Em autópsia é diferente e um estudo recente mostrou que o vírus que causa a Aids fica viável no cadáver durante períodos relativamente longos, que podem ir até uma semana.
Em outras situações, como peste bubônica e na já falecida varíola, também é possível a persistência do patógeno; a peste negra, afinal, chegou à Europa quando um grupo de genoveses foi atacado por meio de catapultas que arremessaram cadáveres da citada peste, numa das primeira aplicações práticas da guerra bacteriológica.
Com sucesso, porque os tártaros tomaram a cidade e os genoveses que fugiram levaram a enfermidade para a Europa, onde ela liquidou cerca de um terço da população.
Contudo, os riscos são muito pequenos. Tirando atitudes teatrais de ficar abraçado ao cadáver ou coisas parecidas, a maior parte das pessoas não se encosta no morto e as bactérias, vírus e piolhos, em velório, não voam.
Necropsia exige mais cuidados e patologistas e seus auxiliares têm conhecimento e protocolos que os protegem, desde que contem com recursos.
A existência do caixão lacrado e dos sussurros dos circunstantes a respeito do perigo que os ameaça liga-se ao medo do inconsciente, da morte em si, e não de um malefício real.
Cada vez menos tem-se exigido o lacramento do esquife, desejado algures quando gozadores dizem que isso é feito para ter-se absoluta certeza de que o falecido não vai ressuscitar.
A Aids vem motivando especulações, adoção de medidas antes pouco destacadas e gerando preocupações.
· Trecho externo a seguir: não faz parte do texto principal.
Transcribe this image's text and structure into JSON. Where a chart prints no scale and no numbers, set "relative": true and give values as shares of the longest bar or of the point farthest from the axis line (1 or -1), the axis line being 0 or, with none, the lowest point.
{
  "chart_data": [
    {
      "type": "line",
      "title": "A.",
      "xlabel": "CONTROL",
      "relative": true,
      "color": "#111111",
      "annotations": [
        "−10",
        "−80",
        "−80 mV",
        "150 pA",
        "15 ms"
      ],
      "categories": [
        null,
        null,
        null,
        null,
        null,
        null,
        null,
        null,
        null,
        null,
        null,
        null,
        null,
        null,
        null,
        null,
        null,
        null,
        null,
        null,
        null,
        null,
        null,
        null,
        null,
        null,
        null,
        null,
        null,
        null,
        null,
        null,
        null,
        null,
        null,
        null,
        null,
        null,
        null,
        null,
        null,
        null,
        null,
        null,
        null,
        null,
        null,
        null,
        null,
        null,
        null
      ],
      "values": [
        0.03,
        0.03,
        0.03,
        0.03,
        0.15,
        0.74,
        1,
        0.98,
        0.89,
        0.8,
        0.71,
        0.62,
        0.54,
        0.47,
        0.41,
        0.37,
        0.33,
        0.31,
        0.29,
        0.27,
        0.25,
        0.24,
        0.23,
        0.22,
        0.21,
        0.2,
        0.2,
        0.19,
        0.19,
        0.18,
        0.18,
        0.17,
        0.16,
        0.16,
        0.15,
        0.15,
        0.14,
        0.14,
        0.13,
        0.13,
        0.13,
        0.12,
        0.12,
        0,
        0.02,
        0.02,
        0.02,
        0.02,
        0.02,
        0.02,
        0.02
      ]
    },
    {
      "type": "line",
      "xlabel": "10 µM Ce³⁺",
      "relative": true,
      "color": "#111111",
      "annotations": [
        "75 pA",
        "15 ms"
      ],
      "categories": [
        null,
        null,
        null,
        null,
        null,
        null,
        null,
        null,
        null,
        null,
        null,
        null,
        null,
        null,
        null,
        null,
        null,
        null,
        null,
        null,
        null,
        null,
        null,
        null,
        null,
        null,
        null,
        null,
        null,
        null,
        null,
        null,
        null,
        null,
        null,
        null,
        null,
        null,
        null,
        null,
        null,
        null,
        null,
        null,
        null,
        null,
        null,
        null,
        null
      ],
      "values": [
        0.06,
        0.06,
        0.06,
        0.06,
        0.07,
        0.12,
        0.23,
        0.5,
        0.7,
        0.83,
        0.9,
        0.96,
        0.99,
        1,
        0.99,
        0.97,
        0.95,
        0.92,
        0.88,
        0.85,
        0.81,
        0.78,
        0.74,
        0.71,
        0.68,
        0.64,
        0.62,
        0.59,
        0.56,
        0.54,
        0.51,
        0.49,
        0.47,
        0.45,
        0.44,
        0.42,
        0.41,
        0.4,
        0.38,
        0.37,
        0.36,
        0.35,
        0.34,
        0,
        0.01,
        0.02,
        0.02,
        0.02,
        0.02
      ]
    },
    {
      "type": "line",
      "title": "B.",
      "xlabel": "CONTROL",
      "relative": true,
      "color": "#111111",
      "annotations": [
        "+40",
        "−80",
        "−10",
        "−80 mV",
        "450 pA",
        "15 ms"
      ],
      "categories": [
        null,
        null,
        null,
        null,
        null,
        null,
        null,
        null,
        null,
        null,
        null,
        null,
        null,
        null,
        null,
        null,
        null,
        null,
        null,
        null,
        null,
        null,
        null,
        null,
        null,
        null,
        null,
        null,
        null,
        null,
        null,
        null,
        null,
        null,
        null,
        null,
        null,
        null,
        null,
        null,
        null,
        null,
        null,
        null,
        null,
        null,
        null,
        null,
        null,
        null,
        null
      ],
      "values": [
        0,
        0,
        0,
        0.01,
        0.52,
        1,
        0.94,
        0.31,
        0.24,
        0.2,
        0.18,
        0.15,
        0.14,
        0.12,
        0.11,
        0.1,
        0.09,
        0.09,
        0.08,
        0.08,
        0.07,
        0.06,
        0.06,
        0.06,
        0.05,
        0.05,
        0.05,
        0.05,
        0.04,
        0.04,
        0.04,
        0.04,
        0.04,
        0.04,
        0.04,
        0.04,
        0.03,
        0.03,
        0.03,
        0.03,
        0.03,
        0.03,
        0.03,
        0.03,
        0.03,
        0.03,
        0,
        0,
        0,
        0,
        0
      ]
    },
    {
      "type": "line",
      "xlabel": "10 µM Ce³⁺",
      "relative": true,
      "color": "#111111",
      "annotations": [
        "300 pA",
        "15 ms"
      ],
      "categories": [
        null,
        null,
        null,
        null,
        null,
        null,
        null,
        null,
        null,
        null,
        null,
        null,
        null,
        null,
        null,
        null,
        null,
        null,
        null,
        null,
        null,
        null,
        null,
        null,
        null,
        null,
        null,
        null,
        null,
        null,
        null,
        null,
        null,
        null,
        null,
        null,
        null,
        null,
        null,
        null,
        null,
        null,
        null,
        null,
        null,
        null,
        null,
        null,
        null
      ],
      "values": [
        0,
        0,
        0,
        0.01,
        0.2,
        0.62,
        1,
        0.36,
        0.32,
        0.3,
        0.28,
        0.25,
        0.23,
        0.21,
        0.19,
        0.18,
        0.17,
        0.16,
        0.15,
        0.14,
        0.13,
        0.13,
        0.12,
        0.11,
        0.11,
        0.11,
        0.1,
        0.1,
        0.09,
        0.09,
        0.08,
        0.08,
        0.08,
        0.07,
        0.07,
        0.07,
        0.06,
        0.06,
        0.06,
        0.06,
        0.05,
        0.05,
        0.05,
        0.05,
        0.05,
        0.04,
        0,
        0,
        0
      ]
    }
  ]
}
Inclusive, fez recrudescer questões anteriormente abordadas só ocasionalmente e sem muita ênfase.
No momento, assuntos como sepultamento, velório e prevenções em autópsias tornaram-se alvos de abordagens comuns, criando a infectologia funerária.

VICENTE AMATO NETO, 65, médico infectologista, é chefe do Departamento de Doenças Infecciosas e Parasitárias da Faculdade de Medicina da USP. Foi secretário da Saúde do Estado de São Paulo.

JACYR PASTERNAK, 53, médico infectologista, é chefe de gabinete da Superintendência do Hospital das Clínicas e membro do Grupo de Transplante de Medula Óssea do Hospital Albert Einstein.